Gainekoborda, près d’Ainhoa
Bien plus au loin, à travers l’atmosphère cotonneuse, j’entends le ronronnement de moteurs, et le crissement du gravier qu’on entrechoque, comme s’il était déplacé par des pneus en caoutchouc. Le bruit semble se rapprocher, me passer devant puis s’arrêter brutalement.

Les cisailles (en bas, à gauche) ont atteint la perfection technique il y a plus de 2000 ans, et elles n’ont pas évolué depuis.
Le chemin de terre descend. Je peux sentir les vapeurs de diesel puis, surgissant du brouillard, je découvre une collection de 4×4, garés en plein dans le passage. A moitié caché derrière eux, un homme crie quelque chose en Basque, incompréhensible quoiqu’inquiétant tout de même. On lui répond par des murmures puis c’est le silence absolu. Un bruissement, un couinement métallique, et enfin le bêlement plaintif d’un mouton, repris en chœur par d’innombrables autres voix ovines. Je suis salué par l’odeur de lanoline qui provient de la toison humide, et le relent nauséabond de fumier de mouton piétiné.
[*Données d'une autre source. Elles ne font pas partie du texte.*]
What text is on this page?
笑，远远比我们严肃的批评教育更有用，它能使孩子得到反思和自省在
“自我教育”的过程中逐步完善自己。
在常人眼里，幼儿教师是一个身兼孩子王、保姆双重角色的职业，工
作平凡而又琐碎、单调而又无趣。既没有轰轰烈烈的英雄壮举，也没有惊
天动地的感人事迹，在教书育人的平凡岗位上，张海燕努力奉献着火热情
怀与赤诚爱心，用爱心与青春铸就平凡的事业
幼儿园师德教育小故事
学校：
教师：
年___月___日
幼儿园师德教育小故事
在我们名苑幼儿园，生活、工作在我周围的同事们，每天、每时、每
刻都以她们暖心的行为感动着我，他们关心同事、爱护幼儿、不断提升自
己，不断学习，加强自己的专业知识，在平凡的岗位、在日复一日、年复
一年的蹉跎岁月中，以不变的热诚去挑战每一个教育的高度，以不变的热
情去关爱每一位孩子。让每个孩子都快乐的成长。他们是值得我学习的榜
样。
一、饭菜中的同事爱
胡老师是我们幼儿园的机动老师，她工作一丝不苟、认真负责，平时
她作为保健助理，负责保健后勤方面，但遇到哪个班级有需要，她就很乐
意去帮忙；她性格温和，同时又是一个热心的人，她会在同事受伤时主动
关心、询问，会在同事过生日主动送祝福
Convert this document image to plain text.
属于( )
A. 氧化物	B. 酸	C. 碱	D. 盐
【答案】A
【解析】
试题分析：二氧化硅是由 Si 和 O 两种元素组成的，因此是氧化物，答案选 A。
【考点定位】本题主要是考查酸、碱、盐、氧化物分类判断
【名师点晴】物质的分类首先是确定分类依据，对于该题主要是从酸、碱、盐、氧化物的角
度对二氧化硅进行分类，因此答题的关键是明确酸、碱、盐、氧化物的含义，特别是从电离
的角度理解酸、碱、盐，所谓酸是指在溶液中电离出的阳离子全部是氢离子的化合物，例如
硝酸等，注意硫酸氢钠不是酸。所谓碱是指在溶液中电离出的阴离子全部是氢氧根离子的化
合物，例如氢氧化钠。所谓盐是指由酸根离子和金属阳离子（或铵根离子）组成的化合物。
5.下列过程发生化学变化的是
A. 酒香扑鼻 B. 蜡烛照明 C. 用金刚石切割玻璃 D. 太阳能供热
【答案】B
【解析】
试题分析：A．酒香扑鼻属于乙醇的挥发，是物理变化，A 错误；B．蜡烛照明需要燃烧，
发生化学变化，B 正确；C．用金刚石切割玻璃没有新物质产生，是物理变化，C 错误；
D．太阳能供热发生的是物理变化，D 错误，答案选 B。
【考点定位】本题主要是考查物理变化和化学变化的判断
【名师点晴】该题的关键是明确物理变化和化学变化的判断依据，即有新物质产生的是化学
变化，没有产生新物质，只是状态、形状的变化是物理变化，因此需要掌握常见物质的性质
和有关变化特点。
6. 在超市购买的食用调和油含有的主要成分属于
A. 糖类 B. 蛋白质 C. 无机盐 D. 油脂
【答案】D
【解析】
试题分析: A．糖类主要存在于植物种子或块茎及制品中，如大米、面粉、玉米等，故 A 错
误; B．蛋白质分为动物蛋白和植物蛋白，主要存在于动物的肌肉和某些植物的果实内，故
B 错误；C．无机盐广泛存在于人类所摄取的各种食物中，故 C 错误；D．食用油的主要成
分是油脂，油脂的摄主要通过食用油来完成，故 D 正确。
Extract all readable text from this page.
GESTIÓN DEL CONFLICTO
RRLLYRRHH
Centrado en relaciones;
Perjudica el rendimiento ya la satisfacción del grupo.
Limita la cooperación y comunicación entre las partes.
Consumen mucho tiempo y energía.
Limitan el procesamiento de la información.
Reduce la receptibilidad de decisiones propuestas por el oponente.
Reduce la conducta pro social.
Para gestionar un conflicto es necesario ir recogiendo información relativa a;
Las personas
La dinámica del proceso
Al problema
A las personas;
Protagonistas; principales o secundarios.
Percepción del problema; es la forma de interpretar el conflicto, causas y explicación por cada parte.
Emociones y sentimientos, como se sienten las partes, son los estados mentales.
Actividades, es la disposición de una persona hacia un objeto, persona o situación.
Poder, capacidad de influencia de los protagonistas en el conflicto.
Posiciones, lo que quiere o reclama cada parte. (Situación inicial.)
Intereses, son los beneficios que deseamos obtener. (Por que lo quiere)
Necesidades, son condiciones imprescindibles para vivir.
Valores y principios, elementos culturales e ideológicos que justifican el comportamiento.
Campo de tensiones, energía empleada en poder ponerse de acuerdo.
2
J’avance jusqu’à la clôture et je lance un « bonjour » hésitant. Le chef répond, également en français. Il y a 200 moutons, me dit-il, et il faudra la journée aux sept hommes pour en venir à bout. Derrière lui l’homme commence à couper, une main tenant le mouton par l’oreille, l’autre main brandissant les cisailles, mordant dans la toison. Ils viennent de terminer le premier mouton. Dès que ses pattes sont libérées il glisse hors de la table et on lui indique l’enclos vide. Il secoue ses épaules, remue la queue et s’éloigne en bondissant comme un agneau.

Un cayolar isolé. On y vend du fromage de brebis
Le chef me tend ses cisailles pour que j’y jette un œil : une bande de fer en forme de U munie de deux lames au bout se faisant face. Appuyez sur le U et les lames se croisent et coupent. Elles ont atteint la perfection technique durant l’âge de fer, il y a plus de 2000 ans, lorsque la langue Basque était encore jeune, et elles n’ont pas évolué depuis.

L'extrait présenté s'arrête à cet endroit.